Let $p$ and $q$ be distinct primes. $\frac{1}{x}+\frac{1}{y}=\frac{1}{pq}$

Question

Let $p$ and $q$ be distinct primes. Then the number of positive integer solutions of the equation $$\frac{1}{x}+\frac{1}{y}=\frac{1}{pq}$$ are:

I have no idea how to start.
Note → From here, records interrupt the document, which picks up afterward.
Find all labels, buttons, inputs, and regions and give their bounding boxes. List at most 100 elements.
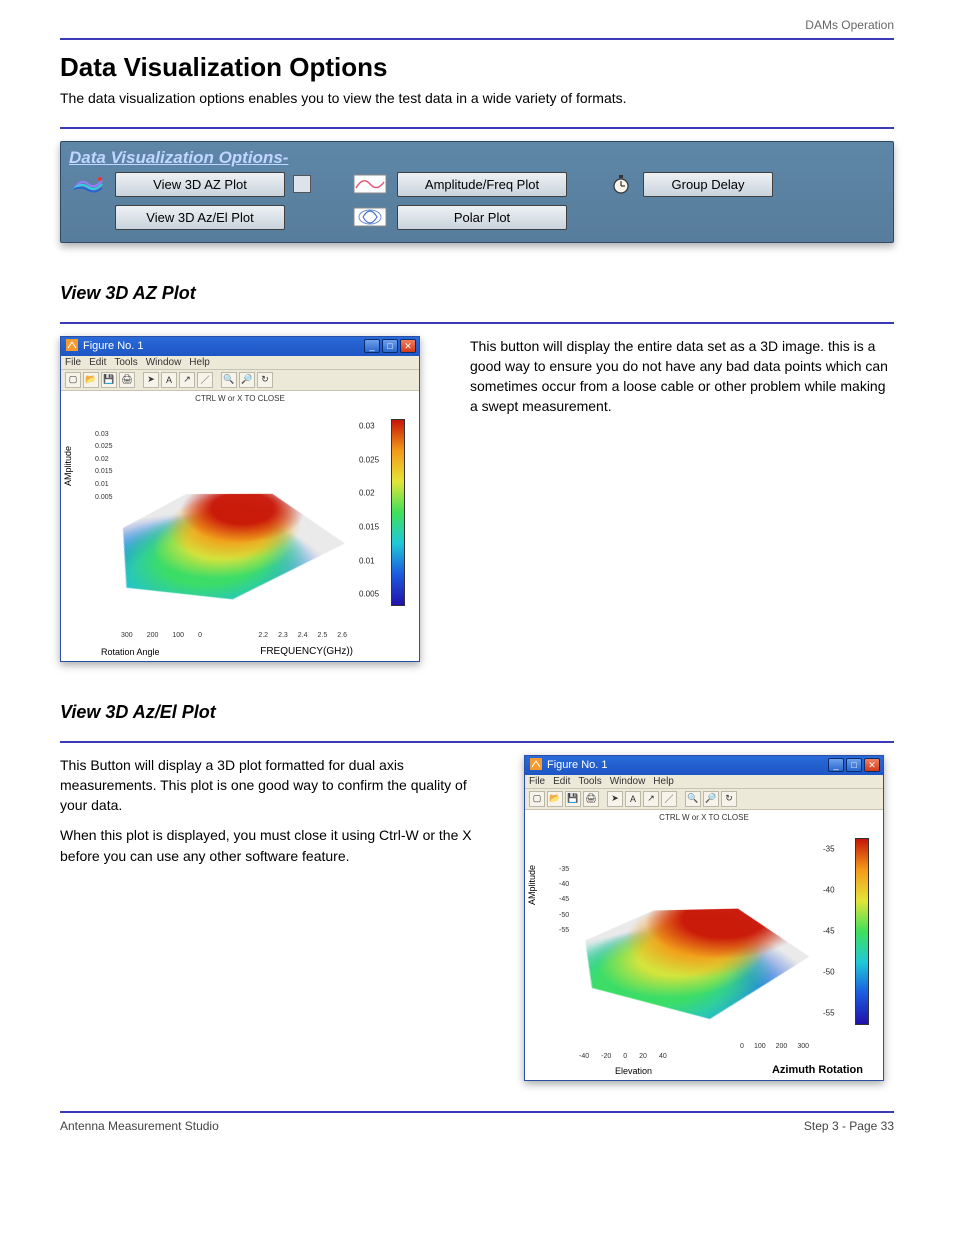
figure-window-1: Figure No. 1 _ □ ✕ File Edit Tools Windo…: [60, 336, 420, 662]
z-tick: -40: [559, 877, 569, 892]
x1-tick: 40: [659, 1053, 667, 1060]
menu-window[interactable]: Window: [610, 776, 646, 787]
pointer-icon[interactable]: ➤: [143, 372, 159, 388]
section-divider-2: [60, 322, 894, 324]
text-icon[interactable]: A: [625, 791, 641, 807]
menu-tools[interactable]: Tools: [578, 776, 601, 787]
menu-tools[interactable]: Tools: [114, 357, 137, 368]
maximize-button[interactable]: □: [846, 758, 862, 772]
zoom-out-icon[interactable]: 🔎: [239, 372, 255, 388]
group-delay-button[interactable]: Group Delay: [643, 172, 773, 197]
text-icon[interactable]: A: [161, 372, 177, 388]
options-col-1: View 3D AZ Plot View 3D Az/El Plot: [69, 172, 311, 230]
polar-plot-button[interactable]: Polar Plot: [397, 205, 567, 230]
section-desc: The data visualization options enables y…: [60, 89, 894, 109]
x2-axis-label: Azimuth Rotation: [772, 1064, 863, 1076]
sub2-paragraph-1: This Button will display a 3D plot forma…: [60, 755, 484, 816]
sub2-paragraph-2: When this plot is displayed, you must cl…: [60, 825, 484, 866]
open-icon[interactable]: 📂: [83, 372, 99, 388]
x2-tick: 100: [754, 1043, 766, 1050]
menu-help[interactable]: Help: [653, 776, 674, 787]
menu-file[interactable]: File: [529, 776, 545, 787]
menu-edit[interactable]: Edit: [553, 776, 570, 787]
subsection-title-3dazel: View 3D Az/El Plot: [60, 702, 894, 723]
line-icon[interactable]: ／: [197, 372, 213, 388]
x2-axis-label: FREQUENCY(GHz)): [260, 646, 353, 657]
x1-tick: -40: [579, 1053, 589, 1060]
z-tick: 0.02: [95, 454, 113, 467]
z-tick: 0.03: [95, 429, 113, 442]
menu-edit[interactable]: Edit: [89, 357, 106, 368]
menu-help[interactable]: Help: [189, 357, 210, 368]
new-icon[interactable]: ▢: [529, 791, 545, 807]
colorbar: [391, 419, 405, 606]
z-tick: -55: [559, 923, 569, 938]
options-col-2: Amplitude/Freq Plot Polar Plot: [351, 172, 567, 230]
figure-app-icon: [66, 339, 78, 354]
colorbar-ticks: 0.03 0.025 0.02 0.015 0.01 0.005: [359, 419, 389, 606]
view-3d-az-plot-button[interactable]: View 3D AZ Plot: [115, 172, 285, 197]
x1-axis-label: Rotation Angle: [101, 647, 160, 657]
figure-canvas: CTRL W or X TO CLOSE 0.03 0.025 0.02 0.0…: [61, 391, 419, 661]
z-tick: -50: [559, 908, 569, 923]
options-col-3: Group Delay: [607, 172, 773, 197]
zoom-in-icon[interactable]: 🔍: [221, 372, 237, 388]
arrow-icon[interactable]: ↗: [643, 791, 659, 807]
x2-tick: 2.6: [337, 632, 347, 639]
print-icon[interactable]: 🖨: [583, 791, 599, 807]
x2-tick: 2.2: [258, 632, 268, 639]
minimize-button[interactable]: _: [364, 339, 380, 353]
view-3d-az-plot-checkbox[interactable]: [293, 175, 311, 193]
z-tick: 0.01: [95, 479, 113, 492]
arrow-icon[interactable]: ↗: [179, 372, 195, 388]
save-icon[interactable]: 💾: [565, 791, 581, 807]
footer-right: Step 3 - Page 33: [804, 1119, 894, 1133]
section-title: Data Visualization Options: [60, 52, 894, 83]
panel-title: Data Visualization Options-: [69, 148, 885, 168]
header-divider: [60, 38, 894, 40]
close-button[interactable]: ✕: [864, 758, 880, 772]
z-tick: 0.005: [95, 492, 113, 505]
colorbar-ticks: -35 -40 -45 -50 -55: [823, 838, 853, 1025]
minimize-button[interactable]: _: [828, 758, 844, 772]
x1-tick: 200: [147, 632, 159, 639]
x2-tick: 2.5: [318, 632, 328, 639]
zoom-in-icon[interactable]: 🔍: [685, 791, 701, 807]
menu-window[interactable]: Window: [146, 357, 182, 368]
figure-menubar: File Edit Tools Window Help: [525, 775, 883, 789]
line-plot-icon: [351, 173, 389, 195]
save-icon[interactable]: 💾: [101, 372, 117, 388]
z-tick: -45: [559, 892, 569, 907]
rotate-icon[interactable]: ↻: [721, 791, 737, 807]
section-divider-3: [60, 741, 894, 743]
page-footer: Antenna Measurement Studio Step 3 - Page…: [60, 1111, 894, 1133]
zoom-out-icon[interactable]: 🔎: [703, 791, 719, 807]
data-viz-options-panel: Data Visualization Options- View 3D AZ P…: [60, 141, 894, 243]
figure-window-2: Figure No. 1 _ □ ✕ File Edit Tools Windo…: [524, 755, 884, 1081]
figure-app-icon: [530, 758, 542, 773]
open-icon[interactable]: 📂: [547, 791, 563, 807]
maximize-button[interactable]: □: [382, 339, 398, 353]
stopwatch-icon: [607, 173, 635, 195]
figure-titlebar[interactable]: Figure No. 1 _ □ ✕: [61, 337, 419, 356]
pointer-icon[interactable]: ➤: [607, 791, 623, 807]
z-axis-label: AMplitude: [527, 865, 537, 905]
x1-tick: 0: [623, 1053, 627, 1060]
new-icon[interactable]: ▢: [65, 372, 81, 388]
amplitude-freq-plot-button[interactable]: Amplitude/Freq Plot: [397, 172, 567, 197]
rotate-icon[interactable]: ↻: [257, 372, 273, 388]
close-button[interactable]: ✕: [400, 339, 416, 353]
line-icon[interactable]: ／: [661, 791, 677, 807]
colorbar: [855, 838, 869, 1025]
view-3d-azel-plot-button[interactable]: View 3D Az/El Plot: [115, 205, 285, 230]
print-icon[interactable]: 🖨: [119, 372, 135, 388]
spacer-icon: [69, 206, 107, 228]
x2-tick: 300: [797, 1043, 809, 1050]
figure-titlebar[interactable]: Figure No. 1 _ □ ✕: [525, 756, 883, 775]
z-tick: 0.015: [95, 466, 113, 479]
footer-left: Antenna Measurement Studio: [60, 1119, 219, 1133]
figure-title: Figure No. 1: [547, 759, 608, 771]
menu-file[interactable]: File: [65, 357, 81, 368]
x1-tick: -20: [601, 1053, 611, 1060]
figure-toolbar: ▢ 📂 💾 🖨 ➤ A ↗ ／ 🔍 🔎 ↻: [525, 789, 883, 810]
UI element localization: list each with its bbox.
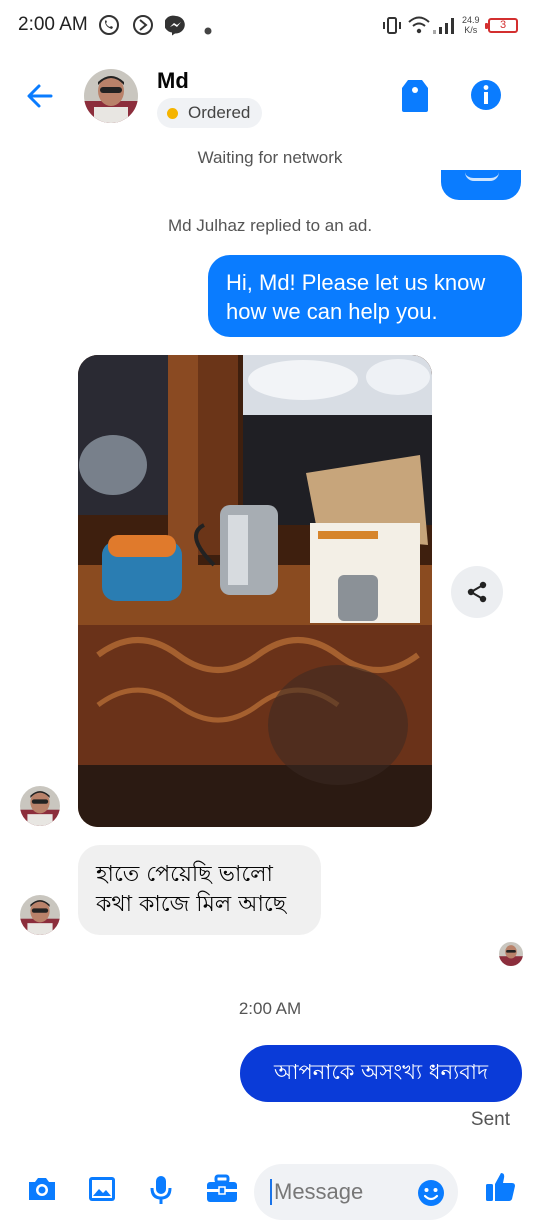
dot-icon bbox=[204, 22, 212, 40]
sync-icon bbox=[132, 14, 154, 41]
shared-photo[interactable] bbox=[78, 355, 432, 827]
outgoing-message[interactable]: আপনাকে অসংখ্য ধন্যবাদ bbox=[240, 1045, 522, 1102]
read-receipt-avatar bbox=[499, 942, 523, 966]
battery-level: 3 bbox=[499, 19, 507, 31]
contact-name[interactable]: Md bbox=[157, 68, 189, 94]
message-composer bbox=[0, 1150, 540, 1230]
outgoing-message[interactable]: Hi, Md! Please let us know how we can he… bbox=[208, 255, 522, 337]
battery-icon: 3 bbox=[485, 18, 518, 33]
like-icon[interactable] bbox=[484, 1170, 518, 1209]
avatar[interactable] bbox=[84, 69, 138, 123]
info-icon[interactable] bbox=[469, 78, 503, 117]
message-field[interactable] bbox=[254, 1164, 458, 1220]
incoming-message[interactable]: হাতে পেয়েছি ভালো কথা কাজে মিল আছে bbox=[78, 845, 321, 935]
previous-message-bubble[interactable] bbox=[441, 170, 521, 200]
message-timestamp: 2:00 AM bbox=[238, 999, 302, 1018]
sender-avatar[interactable] bbox=[20, 786, 60, 826]
order-status-badge[interactable]: Ordered bbox=[157, 98, 263, 128]
status-time: 2:00 AM bbox=[18, 14, 88, 35]
ad-reply-note: Md Julhaz replied to an ad. bbox=[167, 216, 373, 235]
network-status: Waiting for network bbox=[197, 148, 343, 167]
tag-icon[interactable] bbox=[398, 78, 432, 119]
network-speed: 24.9 K/s bbox=[462, 15, 480, 35]
briefcase-icon[interactable] bbox=[205, 1174, 239, 1209]
status-bar: 2:00 AM 24.9 K/s 3 bbox=[0, 0, 540, 56]
back-arrow-icon[interactable] bbox=[24, 80, 56, 117]
text-caret bbox=[270, 1179, 272, 1205]
status-dot-icon bbox=[167, 107, 178, 119]
share-icon bbox=[467, 581, 487, 603]
vibrate-icon bbox=[381, 16, 403, 41]
wifi-icon bbox=[407, 15, 431, 40]
camera-icon[interactable] bbox=[26, 1174, 58, 1209]
emoji-icon[interactable] bbox=[416, 1178, 446, 1213]
messenger-icon bbox=[164, 14, 187, 41]
gallery-icon[interactable] bbox=[87, 1174, 117, 1209]
delivery-status: Sent bbox=[470, 1109, 510, 1130]
conversation-header: Md Ordered bbox=[0, 56, 540, 140]
message-input[interactable] bbox=[274, 1174, 414, 1210]
share-button[interactable] bbox=[451, 566, 503, 618]
whatsapp-icon bbox=[98, 14, 120, 41]
sender-avatar[interactable] bbox=[20, 895, 60, 935]
signal-icon bbox=[432, 17, 456, 40]
order-status-label: Ordered bbox=[188, 103, 251, 122]
microphone-icon[interactable] bbox=[148, 1174, 174, 1211]
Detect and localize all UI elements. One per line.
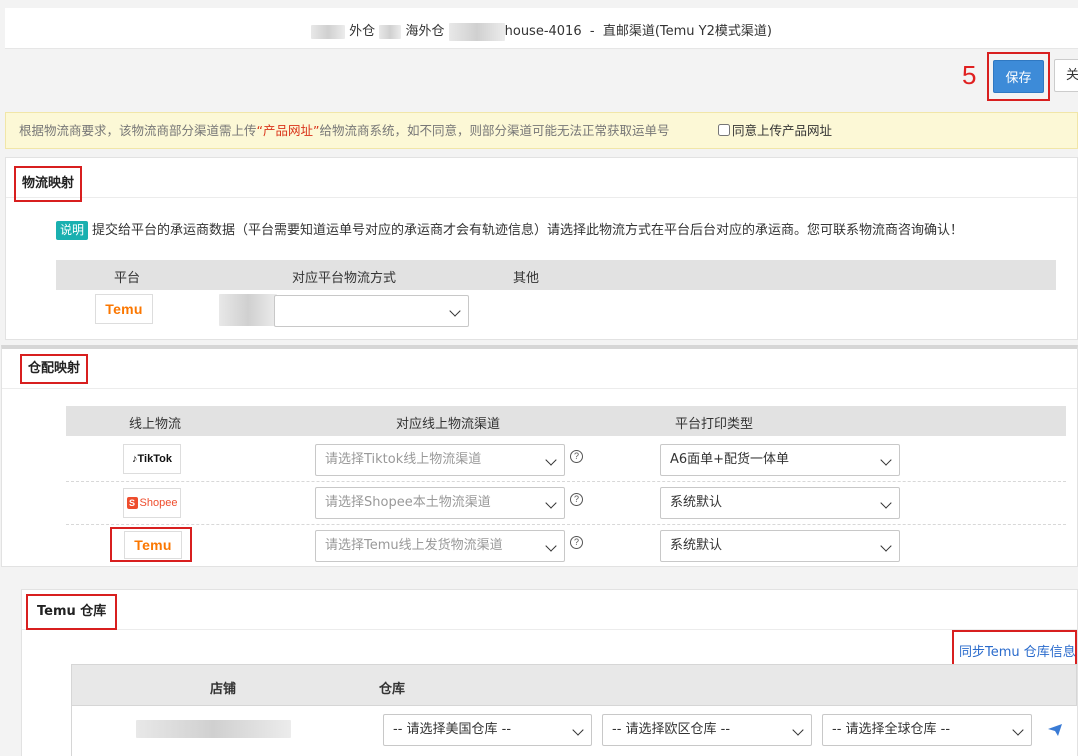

Any hints would be helpful.

Answer 1

Multiply with $xypq$: $$\tag1 ypq+xpq=xy$$ It follows that $ypq$ is a multiple of $x$ and $xpq$ is a multiple of $y$. Say, $ypq=ax$, $xpq=by$. Then $yp^2q^2=axpq=aby$, i.e., there are only few possibilities for $a,b$, namely $a\in\{1,p,p^2,q,pq,p^2q,q^2,pq^2,p^2q^2\}$ and $b=p^2q^2/a$. In particular, dividing $(1)$ by $x$ or $y$ gives $a+pq=y$, $pq+b=x$. All in all, we have found nine solutions: $$\begin{align}\frac1{pq}&=\frac1{pq+1}+\frac1{pq+p^2q^2}\\ &=\frac1{pq+p}+\frac1{pq+pq^2}\\ &=\frac1{pq+p^2}+\frac1{pq+q^2}\\ &=\frac1{pq+q}+\frac1{pq+p^2q}\\ &=\frac1{pq+pq}+\frac1{pq+pq}\\ &=\frac1{pq+p^2q}+\frac1{pq+q}\\ &=\frac1{pq+q^2}+\frac1{pq+p^2}\\ &=\frac1{pq+pq^2}+\frac1{pq+p}\\ &=\frac1{pq+p^2q^2}+\frac1{pq+1}\\ \end{align}$$

Answer 2

Observe that we have $x | pqy$ and $y | pqx$. So write $pqy=tx$ and $pqx=sy$. From this find all possibilities of $s,t$. Then along with these equations and $pq(x+y)=xy$. Show that there are only 4 distinct solutions $x=p(1+q), y=qx$ etc. (2 if you don't distinguish between $x,y$).